Since the shift to the vernacular in the 1960s, it has been translated accordingly in almost every language (e.g., y con tu espiritu, und mit deinem geist, etc.) One notorious exception, however, has been English, in which for the past four decades the congregation has been reduced to responding “and also with you.”
(I’m sure we have all heard the familiar joke about the priest who at the start of Mass realizes his microphone is not working and says, “There is something wrong with this microphone,” to which his automatic-pilot congregation loudly responds “And also with you”).
In just under three weeks, this anomaly will be corrected as a new, revised translation of the Roman Missal is introduced. The entire order of the Mass – both the Ordinary (the normally unchanging parts) and the Proper (the parts that vary from day to day) – has been re-translated. Only the scripture readings in the liturgy of the Word (contained in a separate book, The Lectionary) will not change, since they are taken ultimately from previously authorized translations of the Bible. (In the United States, the New American Bible is the scripture translation in official use in the liturgical books).
The main concern underlying this new translation seems to be to make the words worshipers hear and recite accord as literally as possible with the base Latin text. For various reasons, the translation in use these past 40 or so years took certain liberties with the text in the name of what is called “dynamic equivalence.” In the process, much of the poetry and dignity of the words was lost – as were all sorts of familiar phrases (e.g,, the triple “through my fault” in the Confiteor, the Centurion’s words in the Domine, non sum dignus before Communion, etc.) In returning to the principle of “formal equivalence” in the translation process, we will now have a text that is both more faithful to the original and more elevated in its words, sentence structure, and cadence than its 1970s predecessor.
The new translation should be welcomed as a further spur to recovering a more reverent style of worship and a fuller sense of what the liturgy is about.
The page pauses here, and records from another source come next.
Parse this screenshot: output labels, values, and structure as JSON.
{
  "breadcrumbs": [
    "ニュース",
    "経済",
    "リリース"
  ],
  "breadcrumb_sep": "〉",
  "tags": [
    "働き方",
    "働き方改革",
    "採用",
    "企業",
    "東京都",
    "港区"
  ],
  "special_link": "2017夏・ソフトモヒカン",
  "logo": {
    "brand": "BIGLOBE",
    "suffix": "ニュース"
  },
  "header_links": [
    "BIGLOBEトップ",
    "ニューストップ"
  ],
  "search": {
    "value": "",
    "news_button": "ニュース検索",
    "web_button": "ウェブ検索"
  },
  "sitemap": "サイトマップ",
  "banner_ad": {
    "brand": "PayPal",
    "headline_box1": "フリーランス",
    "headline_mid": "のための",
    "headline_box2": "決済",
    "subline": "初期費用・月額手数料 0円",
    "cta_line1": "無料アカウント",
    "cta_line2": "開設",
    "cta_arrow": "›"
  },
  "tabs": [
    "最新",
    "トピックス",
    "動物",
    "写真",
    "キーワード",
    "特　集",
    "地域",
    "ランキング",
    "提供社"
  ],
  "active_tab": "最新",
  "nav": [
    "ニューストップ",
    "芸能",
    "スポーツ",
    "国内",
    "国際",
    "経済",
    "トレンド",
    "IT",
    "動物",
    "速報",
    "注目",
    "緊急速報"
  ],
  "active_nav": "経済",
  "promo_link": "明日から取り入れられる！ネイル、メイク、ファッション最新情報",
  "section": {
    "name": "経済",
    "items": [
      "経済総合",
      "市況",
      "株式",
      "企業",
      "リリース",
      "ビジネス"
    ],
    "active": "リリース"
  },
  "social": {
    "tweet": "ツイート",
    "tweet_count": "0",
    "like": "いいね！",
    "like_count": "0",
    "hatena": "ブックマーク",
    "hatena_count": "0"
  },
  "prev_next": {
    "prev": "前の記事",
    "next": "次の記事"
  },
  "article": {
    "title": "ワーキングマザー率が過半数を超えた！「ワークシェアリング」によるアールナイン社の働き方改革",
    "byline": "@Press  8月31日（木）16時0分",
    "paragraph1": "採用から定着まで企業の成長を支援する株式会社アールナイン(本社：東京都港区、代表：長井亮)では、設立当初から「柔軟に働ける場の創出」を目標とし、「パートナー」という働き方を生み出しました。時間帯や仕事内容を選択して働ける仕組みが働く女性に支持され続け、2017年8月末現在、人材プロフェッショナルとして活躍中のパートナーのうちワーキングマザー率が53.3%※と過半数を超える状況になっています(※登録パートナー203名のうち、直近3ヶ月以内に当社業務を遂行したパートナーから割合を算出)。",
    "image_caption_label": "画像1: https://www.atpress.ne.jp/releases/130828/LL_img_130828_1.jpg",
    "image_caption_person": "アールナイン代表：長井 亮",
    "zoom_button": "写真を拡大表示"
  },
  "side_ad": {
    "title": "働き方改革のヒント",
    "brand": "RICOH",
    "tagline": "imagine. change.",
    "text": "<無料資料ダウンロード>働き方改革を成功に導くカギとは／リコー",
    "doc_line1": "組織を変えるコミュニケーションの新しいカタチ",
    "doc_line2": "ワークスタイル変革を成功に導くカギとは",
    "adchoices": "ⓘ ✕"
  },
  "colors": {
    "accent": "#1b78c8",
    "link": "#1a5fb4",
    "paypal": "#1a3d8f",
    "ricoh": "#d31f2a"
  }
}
Even so, change is always challenging, and some will undoubtedly find these changes somewhat difficult. (I remember well what it was like when we went from Latin to English, when “the changes,” as they were then commonly called, were first imposed upon relatively unprepared and unsuspecting congregations in the mid 1960s!) Now – as back then – these changes should remind us all that the liturgy is the Church’s common worship and not our private individual prayer, and that it is in fact a gift from the Church to be received by us with fidelity – and gratitude.